A second queue, JOBS_QUEUE (felix-jobs), backs the transport: queue tool seam (spec.queues[].queue_binding). Its consumer is deliberately external to Felix (see examples/queue-consumer/); the producer binding is declared in wrangler.jsonc comments and enabled per deployment.

QueueExecutor (transport: queue, src/tools/queue-executor.ts) is the dispatch half of an async-tool protocol that uses the session log as the rendezvous point. The full path:

  1. The model emits an assistant turn carrying tool_calls: [{ id: 'tc1', name: '…', args: {…} }]. The react/deep loop persists that turn as a session event.
  2. QueueExecutor.execute(args, ctx) runs in the request:
    • Reads tenantId / threadId from RequestContext and toolCallId from ToolInvocationCtx.
    • Calls queue.send({ job_id, thread_id, tool_call_id, tool, tenant_id, manifest_id, arguments, deadline_ms? }).
    • Returns the stub "[queued] tool '<name>' is running asynchronously (job_id=<id>). Tell the user the result will arrive on the next turn; they can reconnect with tasks/resubscribe to wait for it."
  3. The model sees the stub as a normal tool result and replies to the user. The loop ends.
  4. A separate consumer — a Cloudflare Queue consumer, scheduled Worker, or external service; deliberately not part of Felix — reads the queue message, does the work, and appends a kind: 'tool_result' event back to ConversationDO for thread_id, keyed to tool_call_id.
  5. When the client reconnects via tasks/resubscribe, session.wake() reports pendingToolCalls: [] (the cycle is resolved). The next model call renders the resolved tool_result through the strategy and the model produces the final answer.

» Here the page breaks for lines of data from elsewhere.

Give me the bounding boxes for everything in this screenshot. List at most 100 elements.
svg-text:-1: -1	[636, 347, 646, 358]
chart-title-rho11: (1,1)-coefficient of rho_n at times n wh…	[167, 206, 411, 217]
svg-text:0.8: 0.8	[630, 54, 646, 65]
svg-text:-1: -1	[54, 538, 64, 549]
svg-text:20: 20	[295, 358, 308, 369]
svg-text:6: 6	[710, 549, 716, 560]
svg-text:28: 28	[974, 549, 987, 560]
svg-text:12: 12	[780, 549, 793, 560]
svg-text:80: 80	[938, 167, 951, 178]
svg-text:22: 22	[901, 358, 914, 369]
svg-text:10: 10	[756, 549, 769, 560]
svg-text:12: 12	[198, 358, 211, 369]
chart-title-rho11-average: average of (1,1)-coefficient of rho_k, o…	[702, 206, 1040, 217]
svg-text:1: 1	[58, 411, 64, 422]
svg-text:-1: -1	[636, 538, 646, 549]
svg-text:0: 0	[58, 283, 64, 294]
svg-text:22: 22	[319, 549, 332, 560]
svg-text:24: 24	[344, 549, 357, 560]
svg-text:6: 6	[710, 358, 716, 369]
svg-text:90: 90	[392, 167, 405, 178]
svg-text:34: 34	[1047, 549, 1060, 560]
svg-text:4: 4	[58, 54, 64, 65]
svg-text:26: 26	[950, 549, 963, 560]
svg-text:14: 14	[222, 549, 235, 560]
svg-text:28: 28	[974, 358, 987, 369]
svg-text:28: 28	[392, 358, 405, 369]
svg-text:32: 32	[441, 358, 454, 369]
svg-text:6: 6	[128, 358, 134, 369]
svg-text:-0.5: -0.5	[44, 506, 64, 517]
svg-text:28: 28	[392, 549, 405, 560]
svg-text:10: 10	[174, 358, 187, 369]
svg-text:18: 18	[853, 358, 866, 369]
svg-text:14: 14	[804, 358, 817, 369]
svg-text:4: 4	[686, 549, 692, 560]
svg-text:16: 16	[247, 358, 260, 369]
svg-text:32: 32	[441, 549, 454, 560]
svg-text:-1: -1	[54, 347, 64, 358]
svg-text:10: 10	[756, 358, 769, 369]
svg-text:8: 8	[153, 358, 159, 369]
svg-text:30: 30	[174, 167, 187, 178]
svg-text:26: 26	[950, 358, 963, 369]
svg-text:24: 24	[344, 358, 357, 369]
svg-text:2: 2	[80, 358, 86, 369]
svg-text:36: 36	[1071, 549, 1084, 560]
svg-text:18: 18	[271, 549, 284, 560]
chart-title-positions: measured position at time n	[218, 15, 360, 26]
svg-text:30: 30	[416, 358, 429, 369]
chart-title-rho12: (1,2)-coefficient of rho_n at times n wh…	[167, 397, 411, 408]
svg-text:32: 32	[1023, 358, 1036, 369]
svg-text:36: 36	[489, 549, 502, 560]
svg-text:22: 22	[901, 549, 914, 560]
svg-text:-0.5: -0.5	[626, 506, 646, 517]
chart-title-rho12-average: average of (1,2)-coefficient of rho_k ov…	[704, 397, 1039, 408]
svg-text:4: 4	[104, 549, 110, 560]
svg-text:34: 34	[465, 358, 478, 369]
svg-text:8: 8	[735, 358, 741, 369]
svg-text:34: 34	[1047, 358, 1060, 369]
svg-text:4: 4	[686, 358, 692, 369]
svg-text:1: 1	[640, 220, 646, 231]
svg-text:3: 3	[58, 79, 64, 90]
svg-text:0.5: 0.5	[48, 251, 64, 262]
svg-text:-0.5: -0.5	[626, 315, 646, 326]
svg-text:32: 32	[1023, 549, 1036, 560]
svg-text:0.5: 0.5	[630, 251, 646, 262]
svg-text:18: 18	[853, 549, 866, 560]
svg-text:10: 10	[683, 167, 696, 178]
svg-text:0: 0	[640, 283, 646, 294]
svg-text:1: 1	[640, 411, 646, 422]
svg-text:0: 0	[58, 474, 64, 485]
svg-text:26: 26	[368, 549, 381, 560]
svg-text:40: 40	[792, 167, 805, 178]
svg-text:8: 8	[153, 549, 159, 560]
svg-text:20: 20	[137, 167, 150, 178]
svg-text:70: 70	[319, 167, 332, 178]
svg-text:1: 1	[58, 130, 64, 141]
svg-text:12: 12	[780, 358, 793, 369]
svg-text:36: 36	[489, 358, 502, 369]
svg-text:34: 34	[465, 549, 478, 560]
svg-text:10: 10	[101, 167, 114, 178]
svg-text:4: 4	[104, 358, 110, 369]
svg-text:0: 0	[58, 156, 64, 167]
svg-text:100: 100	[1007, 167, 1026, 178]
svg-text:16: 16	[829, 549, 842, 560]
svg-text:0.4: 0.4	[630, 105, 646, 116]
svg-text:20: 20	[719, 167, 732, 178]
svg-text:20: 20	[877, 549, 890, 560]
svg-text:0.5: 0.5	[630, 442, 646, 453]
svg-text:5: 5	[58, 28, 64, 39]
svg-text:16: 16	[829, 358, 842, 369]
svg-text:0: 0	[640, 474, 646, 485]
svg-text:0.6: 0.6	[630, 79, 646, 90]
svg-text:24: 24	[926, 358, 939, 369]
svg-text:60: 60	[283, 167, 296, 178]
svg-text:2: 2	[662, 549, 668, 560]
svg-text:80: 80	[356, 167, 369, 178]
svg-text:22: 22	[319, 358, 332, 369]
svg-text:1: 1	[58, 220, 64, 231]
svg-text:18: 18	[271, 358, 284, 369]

The contract is just the queue message shape and the convention that the consumer writes a tool_result with the same tool_call_id. That convention is what makes wake() see the resolution — no separate completion-tracking table is needed.

Failure modes:

  • queue.send throws → stub becomes [queue error] …. The model sees the error and decides how to handle it (typically: tell the user the system is degraded).
  • toolCallId missing in ctx → executor returns [queue error] … no tool_call_id … and does not enqueue. A consumer-side result with no matching tool_call_id can never resolve, so refusing here is the safer default.
  • Consumer never writes back → the assistant tool_call stays unresolved on the session. wake() keeps reporting it; the client can keep retrying tasks/resubscribe until it gives up. The orphan event is fine to leave in the log.

The protocol is pinned by tests/unit/queue_async_resume.test.ts.

See architecture.md for the inventory. Each DO is its own piece of state:

Class Key Role
ConversationDO ${tenantId}:${threadSuffix} Session event log per thread. Exposes GET /events?from&to&limit&kinds, GET /head, POST /events, DELETE /events. blockConcurrencyWhile on appends. Events are stored with monotonic seq, kind discriminator (message / tool_result / tool_call / thinking / audit), the message-shaped payload, and optional metadata. Legacy messages: StoredMessage[] storage is migrated to events on first read. The Session / SessionStrategy abstraction (src/session/) sits on top — patterns never read the DO directly. Session.wake() analyses the event log to compute the resume point for crash recovery (used by A2A tasks/resubscribe).
A2ATaskDO ${tenantId}#${taskId} A2A task lifecycle.
ApprovalsDO ${tenantId}#${approvalId} Critical section for decide writes; D1 stays the system of record.
FederationDO singleton Process-singleton cache of the active PolicyBundle.

The leading tenant prefix (or singleton for federation) makes cross-tenant access structurally impossible — there is no DO key namespace a caller can construct that maps to another tenant’s DO.

Three rules to keep tenant isolation working:

  1. Every new D1 table for tenant-owned data uses PRIMARY KEY (tenant_id, id) and an index (tenant_id, ts DESC) for time-ordered reads.
  2. Every query has WHERE tenant_id = ?. Stores in src/*/store.ts enforce this — there is no helper that elides it.
  3. Every DO id encodes the tenant prefix. The two delimiters used by Felix’s internal namespaces (: for ConversationDO, # for A2A and approvals) are rejected from caller-supplied suffixes so they cannot be smuggled in.